MLM module faces lengthy delays
During 2013, the launch of the MLM module was re-scheduled to April and then to June 2014. In the meantime, tests of the MLM at RKK Energia revealed a leaking fueling valve in the propulsion system of the spacecraft. The damage was serious enough to require a complex procedure of cutting away the valve and welding in a new one. Before committing to the repairs, engineers had to practice it on a full-scale prototype of the MLM module known in Russian as Kompleksny Stend, KS.
Further inspections of MLM at RKK Energia apparently found contamination inside the propulsion system, which would require a lengthy cleaning. According to some reports, it would take up to 10 months to resolve all the issues with the spacecraft.
As a result, it was decided to return the MLM back to GKNPTs Khrunichev for repairs. On Oct. 22, 2013, the Interfax news agency reported that all the repairs at GKNPTs Khrunichev would take a year and a half to complete. According to a poster on the online forum of the Novosti Kosmonavtiki magazine, latest plans called for the launch of the MLM module in September 2015. The head of RKK Energia Vitaly Lopota told the RIA Novosti news agency that no decision for the return of the module back to GKNPTs Khrunichev had been made yet. At the same time, Lopota admitted that he had not certified the spacecraft for launch.
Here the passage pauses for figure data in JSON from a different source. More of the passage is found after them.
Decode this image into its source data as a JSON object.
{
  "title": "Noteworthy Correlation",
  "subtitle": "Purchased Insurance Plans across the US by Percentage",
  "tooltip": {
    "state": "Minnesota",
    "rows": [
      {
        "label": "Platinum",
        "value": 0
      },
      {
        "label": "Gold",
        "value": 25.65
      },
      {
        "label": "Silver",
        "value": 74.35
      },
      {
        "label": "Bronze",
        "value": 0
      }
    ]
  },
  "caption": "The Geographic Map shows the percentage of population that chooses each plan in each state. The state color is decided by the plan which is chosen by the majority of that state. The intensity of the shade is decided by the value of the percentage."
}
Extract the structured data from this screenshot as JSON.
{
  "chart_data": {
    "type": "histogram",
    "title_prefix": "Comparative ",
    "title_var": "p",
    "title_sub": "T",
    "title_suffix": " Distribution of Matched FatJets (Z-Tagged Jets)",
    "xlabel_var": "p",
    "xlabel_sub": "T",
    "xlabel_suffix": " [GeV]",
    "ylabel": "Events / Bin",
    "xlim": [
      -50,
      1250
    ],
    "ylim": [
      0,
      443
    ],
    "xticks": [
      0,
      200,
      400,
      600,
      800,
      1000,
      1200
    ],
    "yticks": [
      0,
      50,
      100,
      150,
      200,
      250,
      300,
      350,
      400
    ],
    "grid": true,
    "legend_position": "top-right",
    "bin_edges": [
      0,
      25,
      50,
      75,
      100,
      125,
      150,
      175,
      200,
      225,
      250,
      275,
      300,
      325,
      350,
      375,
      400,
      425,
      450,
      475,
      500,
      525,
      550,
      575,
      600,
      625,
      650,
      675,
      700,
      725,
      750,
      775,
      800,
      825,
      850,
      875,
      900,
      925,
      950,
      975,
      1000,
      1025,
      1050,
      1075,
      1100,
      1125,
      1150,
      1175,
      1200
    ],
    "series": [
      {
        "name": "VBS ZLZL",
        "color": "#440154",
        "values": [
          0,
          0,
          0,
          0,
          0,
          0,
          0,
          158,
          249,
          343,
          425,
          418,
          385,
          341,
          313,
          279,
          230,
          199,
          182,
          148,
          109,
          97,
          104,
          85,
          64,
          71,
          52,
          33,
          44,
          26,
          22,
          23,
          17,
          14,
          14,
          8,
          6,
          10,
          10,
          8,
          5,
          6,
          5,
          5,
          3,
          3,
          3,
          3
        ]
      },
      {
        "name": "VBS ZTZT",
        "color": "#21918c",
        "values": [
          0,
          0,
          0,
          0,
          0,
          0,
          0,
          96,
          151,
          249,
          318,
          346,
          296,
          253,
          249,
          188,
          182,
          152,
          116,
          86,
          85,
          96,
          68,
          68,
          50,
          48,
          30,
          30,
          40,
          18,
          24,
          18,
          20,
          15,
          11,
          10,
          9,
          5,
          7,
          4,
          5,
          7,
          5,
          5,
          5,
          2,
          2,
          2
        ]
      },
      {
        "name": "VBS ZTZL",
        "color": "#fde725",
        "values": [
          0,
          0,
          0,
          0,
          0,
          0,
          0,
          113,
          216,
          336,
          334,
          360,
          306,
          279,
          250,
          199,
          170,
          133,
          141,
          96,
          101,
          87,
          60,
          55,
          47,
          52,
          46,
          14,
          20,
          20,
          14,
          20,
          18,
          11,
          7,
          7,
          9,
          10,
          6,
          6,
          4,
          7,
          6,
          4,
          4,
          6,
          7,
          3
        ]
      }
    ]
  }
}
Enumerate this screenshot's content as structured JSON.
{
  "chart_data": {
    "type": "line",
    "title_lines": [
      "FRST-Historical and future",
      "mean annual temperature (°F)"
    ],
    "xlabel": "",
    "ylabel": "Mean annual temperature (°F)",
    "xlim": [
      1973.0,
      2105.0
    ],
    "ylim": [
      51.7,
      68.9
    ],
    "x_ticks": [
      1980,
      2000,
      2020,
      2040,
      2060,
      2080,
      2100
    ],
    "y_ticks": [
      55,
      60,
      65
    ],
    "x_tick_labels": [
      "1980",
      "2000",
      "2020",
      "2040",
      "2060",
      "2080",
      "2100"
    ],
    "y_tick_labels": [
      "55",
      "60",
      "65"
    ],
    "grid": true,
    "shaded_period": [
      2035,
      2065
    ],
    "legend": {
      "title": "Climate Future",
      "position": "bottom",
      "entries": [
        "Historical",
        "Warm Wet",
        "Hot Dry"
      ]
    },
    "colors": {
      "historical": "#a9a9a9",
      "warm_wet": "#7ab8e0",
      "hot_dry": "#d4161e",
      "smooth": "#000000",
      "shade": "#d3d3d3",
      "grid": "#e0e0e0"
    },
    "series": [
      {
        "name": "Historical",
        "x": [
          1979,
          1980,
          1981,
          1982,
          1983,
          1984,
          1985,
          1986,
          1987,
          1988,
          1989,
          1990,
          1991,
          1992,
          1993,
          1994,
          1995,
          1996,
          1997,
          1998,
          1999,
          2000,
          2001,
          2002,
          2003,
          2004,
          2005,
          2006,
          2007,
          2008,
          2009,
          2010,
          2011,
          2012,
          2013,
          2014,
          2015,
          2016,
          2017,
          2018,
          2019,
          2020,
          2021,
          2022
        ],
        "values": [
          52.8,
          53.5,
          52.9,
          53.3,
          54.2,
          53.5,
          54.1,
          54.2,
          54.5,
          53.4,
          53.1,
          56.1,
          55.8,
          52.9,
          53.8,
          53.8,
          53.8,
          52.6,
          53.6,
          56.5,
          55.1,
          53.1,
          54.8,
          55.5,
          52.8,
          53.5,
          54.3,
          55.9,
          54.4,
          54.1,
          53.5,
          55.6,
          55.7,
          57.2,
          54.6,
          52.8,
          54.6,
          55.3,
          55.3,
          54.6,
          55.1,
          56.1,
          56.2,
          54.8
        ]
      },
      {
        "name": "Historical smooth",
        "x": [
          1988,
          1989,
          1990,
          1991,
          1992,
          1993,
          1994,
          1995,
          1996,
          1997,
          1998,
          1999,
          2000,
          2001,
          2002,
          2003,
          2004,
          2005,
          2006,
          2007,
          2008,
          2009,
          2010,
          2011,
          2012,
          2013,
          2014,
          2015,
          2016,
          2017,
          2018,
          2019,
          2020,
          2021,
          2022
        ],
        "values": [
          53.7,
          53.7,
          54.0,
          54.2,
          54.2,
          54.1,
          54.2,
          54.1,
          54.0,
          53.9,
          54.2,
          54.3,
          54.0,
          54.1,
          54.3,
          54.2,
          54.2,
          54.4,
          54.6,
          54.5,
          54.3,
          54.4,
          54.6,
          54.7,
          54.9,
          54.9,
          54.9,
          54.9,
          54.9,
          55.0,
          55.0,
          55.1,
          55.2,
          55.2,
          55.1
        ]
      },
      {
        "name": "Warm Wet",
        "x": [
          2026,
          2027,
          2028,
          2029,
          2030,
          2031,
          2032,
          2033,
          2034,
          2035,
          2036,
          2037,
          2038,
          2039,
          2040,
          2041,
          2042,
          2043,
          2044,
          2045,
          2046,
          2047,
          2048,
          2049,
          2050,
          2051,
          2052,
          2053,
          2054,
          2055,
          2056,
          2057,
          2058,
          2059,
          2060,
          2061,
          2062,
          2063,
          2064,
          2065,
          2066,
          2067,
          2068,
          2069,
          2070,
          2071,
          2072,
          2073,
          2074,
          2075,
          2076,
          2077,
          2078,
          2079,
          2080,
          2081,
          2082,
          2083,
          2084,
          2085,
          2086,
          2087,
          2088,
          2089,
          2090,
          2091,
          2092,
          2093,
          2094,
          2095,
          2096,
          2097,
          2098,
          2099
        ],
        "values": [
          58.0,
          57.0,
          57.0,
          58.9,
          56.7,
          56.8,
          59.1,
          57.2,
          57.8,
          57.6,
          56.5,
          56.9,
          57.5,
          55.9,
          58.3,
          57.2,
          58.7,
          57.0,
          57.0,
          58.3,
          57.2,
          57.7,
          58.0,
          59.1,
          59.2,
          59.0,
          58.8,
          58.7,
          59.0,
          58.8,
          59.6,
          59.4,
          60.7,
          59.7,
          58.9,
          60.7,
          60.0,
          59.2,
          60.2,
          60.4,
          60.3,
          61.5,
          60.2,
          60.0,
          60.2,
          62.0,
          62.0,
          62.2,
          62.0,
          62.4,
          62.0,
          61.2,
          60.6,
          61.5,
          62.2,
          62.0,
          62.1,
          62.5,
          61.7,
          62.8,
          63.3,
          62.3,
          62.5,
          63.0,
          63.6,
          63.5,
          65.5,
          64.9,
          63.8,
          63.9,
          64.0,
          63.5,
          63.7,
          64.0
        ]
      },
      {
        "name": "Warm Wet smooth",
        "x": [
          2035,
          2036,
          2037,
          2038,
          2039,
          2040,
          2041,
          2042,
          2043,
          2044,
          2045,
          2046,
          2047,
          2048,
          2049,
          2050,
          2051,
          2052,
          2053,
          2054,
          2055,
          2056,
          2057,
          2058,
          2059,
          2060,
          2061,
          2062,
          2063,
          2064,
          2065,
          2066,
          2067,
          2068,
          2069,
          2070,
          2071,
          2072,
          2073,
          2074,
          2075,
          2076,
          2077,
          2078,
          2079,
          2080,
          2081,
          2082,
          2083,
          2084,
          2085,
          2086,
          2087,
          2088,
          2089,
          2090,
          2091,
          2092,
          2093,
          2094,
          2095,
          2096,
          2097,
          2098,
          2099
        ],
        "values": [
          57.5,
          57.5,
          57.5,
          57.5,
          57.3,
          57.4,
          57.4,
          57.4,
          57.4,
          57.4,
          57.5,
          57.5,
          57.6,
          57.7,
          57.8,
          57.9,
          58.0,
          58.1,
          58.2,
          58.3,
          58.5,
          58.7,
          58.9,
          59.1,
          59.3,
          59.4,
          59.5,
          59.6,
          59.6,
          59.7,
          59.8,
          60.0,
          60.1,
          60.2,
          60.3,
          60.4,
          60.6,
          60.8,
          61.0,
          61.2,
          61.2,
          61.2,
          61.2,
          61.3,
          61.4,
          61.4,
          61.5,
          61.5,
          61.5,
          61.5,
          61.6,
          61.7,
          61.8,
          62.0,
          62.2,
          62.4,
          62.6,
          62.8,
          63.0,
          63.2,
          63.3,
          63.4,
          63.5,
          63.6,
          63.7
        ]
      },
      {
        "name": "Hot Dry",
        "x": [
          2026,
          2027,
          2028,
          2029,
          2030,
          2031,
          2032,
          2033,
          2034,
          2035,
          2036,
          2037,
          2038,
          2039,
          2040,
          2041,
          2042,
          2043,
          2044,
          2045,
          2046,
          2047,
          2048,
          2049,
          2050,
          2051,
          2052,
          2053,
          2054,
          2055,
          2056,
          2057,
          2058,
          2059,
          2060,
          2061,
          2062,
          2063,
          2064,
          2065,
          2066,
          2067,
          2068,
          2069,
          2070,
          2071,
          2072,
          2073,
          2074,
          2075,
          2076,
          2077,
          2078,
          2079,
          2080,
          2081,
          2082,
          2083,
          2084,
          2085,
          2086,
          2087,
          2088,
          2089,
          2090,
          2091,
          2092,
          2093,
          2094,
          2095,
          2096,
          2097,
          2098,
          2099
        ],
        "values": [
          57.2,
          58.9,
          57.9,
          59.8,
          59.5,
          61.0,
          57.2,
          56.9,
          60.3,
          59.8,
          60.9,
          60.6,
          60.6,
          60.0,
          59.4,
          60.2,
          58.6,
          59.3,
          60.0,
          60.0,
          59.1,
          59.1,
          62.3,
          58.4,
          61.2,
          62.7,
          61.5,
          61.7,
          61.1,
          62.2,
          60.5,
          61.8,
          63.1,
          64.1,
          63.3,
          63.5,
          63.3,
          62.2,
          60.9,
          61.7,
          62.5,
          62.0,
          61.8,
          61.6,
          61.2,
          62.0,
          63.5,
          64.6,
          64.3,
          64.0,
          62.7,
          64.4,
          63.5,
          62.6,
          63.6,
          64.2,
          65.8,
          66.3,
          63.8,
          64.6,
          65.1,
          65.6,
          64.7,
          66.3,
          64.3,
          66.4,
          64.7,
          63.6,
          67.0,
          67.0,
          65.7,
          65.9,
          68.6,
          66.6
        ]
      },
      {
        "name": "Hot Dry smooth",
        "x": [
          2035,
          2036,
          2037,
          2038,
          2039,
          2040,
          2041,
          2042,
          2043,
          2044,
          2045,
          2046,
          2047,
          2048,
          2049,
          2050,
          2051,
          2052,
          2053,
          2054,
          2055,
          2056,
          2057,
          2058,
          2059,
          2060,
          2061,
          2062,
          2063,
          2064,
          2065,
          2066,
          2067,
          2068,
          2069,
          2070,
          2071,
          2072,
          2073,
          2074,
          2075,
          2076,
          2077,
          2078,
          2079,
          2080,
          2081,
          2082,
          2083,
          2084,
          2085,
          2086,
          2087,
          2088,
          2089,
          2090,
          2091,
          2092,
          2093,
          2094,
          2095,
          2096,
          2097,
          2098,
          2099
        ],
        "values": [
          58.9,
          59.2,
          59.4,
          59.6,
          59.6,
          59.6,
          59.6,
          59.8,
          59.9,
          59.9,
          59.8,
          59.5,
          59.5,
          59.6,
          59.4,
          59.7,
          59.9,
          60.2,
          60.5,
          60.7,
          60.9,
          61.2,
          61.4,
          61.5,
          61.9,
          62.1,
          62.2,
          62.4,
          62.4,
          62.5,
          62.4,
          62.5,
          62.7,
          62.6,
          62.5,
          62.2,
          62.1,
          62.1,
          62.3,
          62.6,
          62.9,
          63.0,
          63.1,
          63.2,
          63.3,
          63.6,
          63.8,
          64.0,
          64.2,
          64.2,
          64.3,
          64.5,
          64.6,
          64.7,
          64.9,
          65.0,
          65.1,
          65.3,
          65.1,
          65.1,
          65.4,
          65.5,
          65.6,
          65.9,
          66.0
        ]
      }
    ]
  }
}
To make matters worse, the European Space Agency, ESA, responsible for the ERA mechanical arm onboard the MLM module reportedly had enough with all the delays and resulting cost overruns. ESA reportedly refused funding for the program beginning from 2014 onwards. As a result, the Russian government would likely have to pick up the tab for all further cost increases in the project.
By the end of 2013, NASA documents indicated that the MLM module would not fly before November 2015.
2014: From bad to worse
On Jan. 10, 2014, the head of RKK Energia Vitaly Lopota told the official ITAR-TASS news agency that the MLM module had been returned to GKNPTs Khrunichev on Dec. 31, 2013. Lopota promised that the repair schedule for the spacecraft would be issued by the end of the month. However only in April, Lopota was able to estimate that fixing all the damage to the crippled module would take no less than nine months, while its exact processing schedule would not be set until the end of the month. By that time, the launch of the MLM in 2015 was practically ruled out. To save at least some time, plans were made to ship the MLM from GKNPTs Khrunichev directly to the launch site, letting RKK Energia to conduct all final tests of the spacecraft in Baikonur, instead of its testing facility in Korolev, near Moscow.
On April 26, a poster on the web forum of the Novosti Kosmonavtiki magazine reported that the new development schedule had been approved, targeting February 2017 for the launch of the module. The tanks of the spacecraft were found to be unaffected by the contamination, however almost all propellant lines running on the exterior of the module would have to be replaced. Moreover, the module's engines had already exceeded their warranty and had to be replaced as well. The manufacturing of the new propulsion systems would take up to eight months, the poster said.
With its central position in the architecture of the Russian segment, the MLM's troubles also stall the launch of all subsequent Russian components of the station, including the Node Module, UM, (already under construction) and the NEM laboratory and power supply module, whose full-scale development started in 2012.
Given such a prolonged delay, combined with worsening political relations between Russia and its partners in the ISS project, the questions were raised whether the MLM module and the successive components of the Russian segment could be grounded until the assembly of the new all-Russian station in the post-ISS era. Under such a scenario, the troubled spacecraft could play a role of an early hub for the future orbital outpost.